There's a neoconservative point of view that folks are alright until they try to get the government to solve their problems. Advocate a minimum wage, an estate tax, a 55 MPH speed limit, a ban on indoor smoking, or some other meager regulation of commerce, and you've just supped from the cup of Stalin and Hitler, they say. People don't harm people, this view goes, government regs harm people.
This worldview would also have to make claims about just how things got so screwed up in Nazi Germany. It wouldn't be so much that people (average, decent, middle-class, church-going people) are inherently Fallen and corrupt, but that somehow they gave up too much power to the State and It forced an evil upon them.
Entering into the fray a few years ago came Daniel Jonah Goldhagen with his Hitler's Willing Executioners: Ordinary Germans and the Holocaust. Goldhagen documented how German culture going back decades if not centuries was full of racist propaganda and violence against the Jews. I read Goldhagen as saying the holocaust may have started before the turn of the 20th century.

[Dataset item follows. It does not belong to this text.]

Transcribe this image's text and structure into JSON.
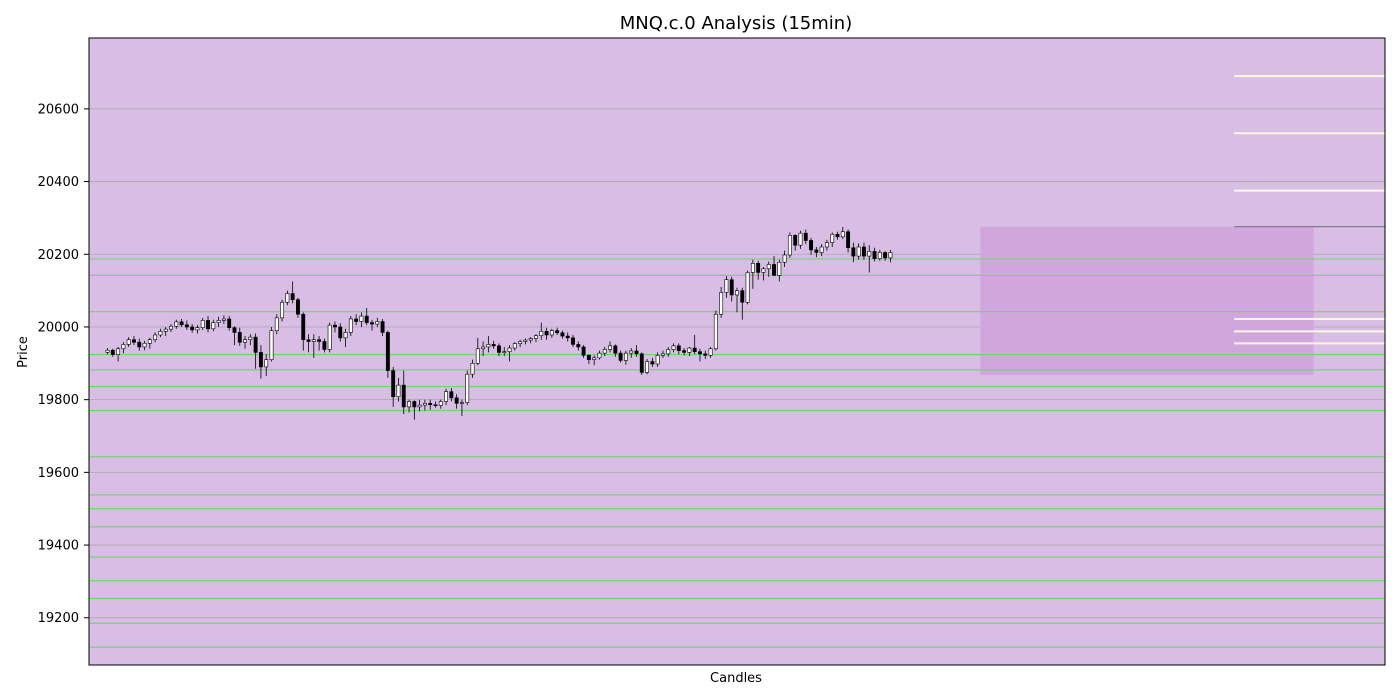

The neocons were livid. See some objections at the Amazon site for the book. I specifically remember Richard John Neuhuas expressing outrage at the book. For someone like Neuhaus who would have been trained in a church tradition that believes in a Fall and Original Sin, I don't see the problem. I do see how Goldhagen's thesis of a completely fallen humanity, one ready to commit genocide at the fall of a hat, confronts the political view which relies on trappings of the Noble Savage to fight government intrusion. Perhaps Goldhagen's book makes it easier to believe in Hobbes' view that man is vile and corrupt and maybe a few meager regulations of commerce are to be tolerated.
Perhaps there are other reasons for reacting in this way to Goldhagen. I see the opposition to Goldhagen as a statement that the pre-Holocaust wasn't so big a deal.